Information fusion from multiple sensors ensures the accuracy and robustness of a navigation system, especially in the absence of global positioning system (GPS) data which gets degraded in many cases. A way to deal with multi-mode estimation for a small fixed wing unmanned aerial vehicle (UAV) localization framework is proposed, which depends on utilizing a Luenberger observer-based linear matrix inequality (LMI) approach. The proposed estimation technique relies on the interaction between multiple measurement modes and a continuous observer. The state estimation is performed in a switching environment between multiple active sensors to exploit the available information as much as possible, especially in GPS-denied environments. Luenberger observer-based projection is implemented as a continuous observer to optimize the estimation performance. The observer gain might be chosen by solving a Lyapunov equation by means of a LMI algorithm. Convergence is achieved by utilizing the linear matrix inequality (LMI), based on Lyapunov stability which keeps the dynamic estimation error bounded by selecting the observer gain matrix (L). Simulation results are presented for a small UAV fixed wing localization problem. The results obtained using the proposed approach are compared with a single mode Extended Kalman Filter (EKF). Simulation results are presented to demonstrate the viability of the proposed strategy.

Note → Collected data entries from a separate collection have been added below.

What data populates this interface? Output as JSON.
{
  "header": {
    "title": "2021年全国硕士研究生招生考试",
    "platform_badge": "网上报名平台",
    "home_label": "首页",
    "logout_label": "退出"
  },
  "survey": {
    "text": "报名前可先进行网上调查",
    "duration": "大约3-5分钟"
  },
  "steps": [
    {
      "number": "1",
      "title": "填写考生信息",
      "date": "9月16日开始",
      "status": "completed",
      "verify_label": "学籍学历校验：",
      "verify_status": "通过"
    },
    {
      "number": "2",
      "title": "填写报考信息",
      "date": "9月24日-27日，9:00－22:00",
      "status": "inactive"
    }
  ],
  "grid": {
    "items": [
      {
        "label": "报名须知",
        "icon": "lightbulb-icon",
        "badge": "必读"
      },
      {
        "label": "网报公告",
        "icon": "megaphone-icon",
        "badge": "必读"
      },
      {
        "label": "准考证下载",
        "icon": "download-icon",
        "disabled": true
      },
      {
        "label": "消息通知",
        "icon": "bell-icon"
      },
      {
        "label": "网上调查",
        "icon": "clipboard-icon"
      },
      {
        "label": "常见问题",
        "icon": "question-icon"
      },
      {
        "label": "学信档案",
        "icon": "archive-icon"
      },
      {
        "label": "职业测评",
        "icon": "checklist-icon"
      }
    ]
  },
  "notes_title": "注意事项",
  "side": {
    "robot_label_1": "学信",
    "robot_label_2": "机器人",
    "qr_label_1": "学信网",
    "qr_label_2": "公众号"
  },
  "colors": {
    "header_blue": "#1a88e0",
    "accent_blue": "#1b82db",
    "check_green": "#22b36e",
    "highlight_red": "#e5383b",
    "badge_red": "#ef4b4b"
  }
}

机译:来自多个传感器的信息融合可确保导航系统的准确性和鲁棒性,尤其是在缺少全球定位系统(GPS)数据的情况下,这种情况在许多情况下会退化。提出了一种处理小型固定翼无人机定位框架的多模估计的方法,该方法取决于利用基于Luenberger观测器的线性矩阵不等式(LMI)方法。所提出的估计技术依赖于多个测量模式和连续观察者之间的相互作用。状态估计是在多个有源传感器之间的切换环境中执行的,以尽可能多地利用可用信息,尤其是在GPS拒绝的环境中。 Luenberger基于观察者的投影被实现为连续观察者,以优化估计性能。观察者增益可以通过使用LMI算法求解Lyapunov方程来选择。基于Lyapunov稳定性,通过利用线性矩阵不等式(LMI)来实现收敛,该稳定性通过选择观察者增益矩阵(L)来保持动态估计误差的范围。针对小型无人机固定翼定位问题给出了仿真结果。使用提议的方法获得的结果与单模扩展卡尔曼滤波器(EKF)进行比较。仿真结果表明了所提出策略的可行性。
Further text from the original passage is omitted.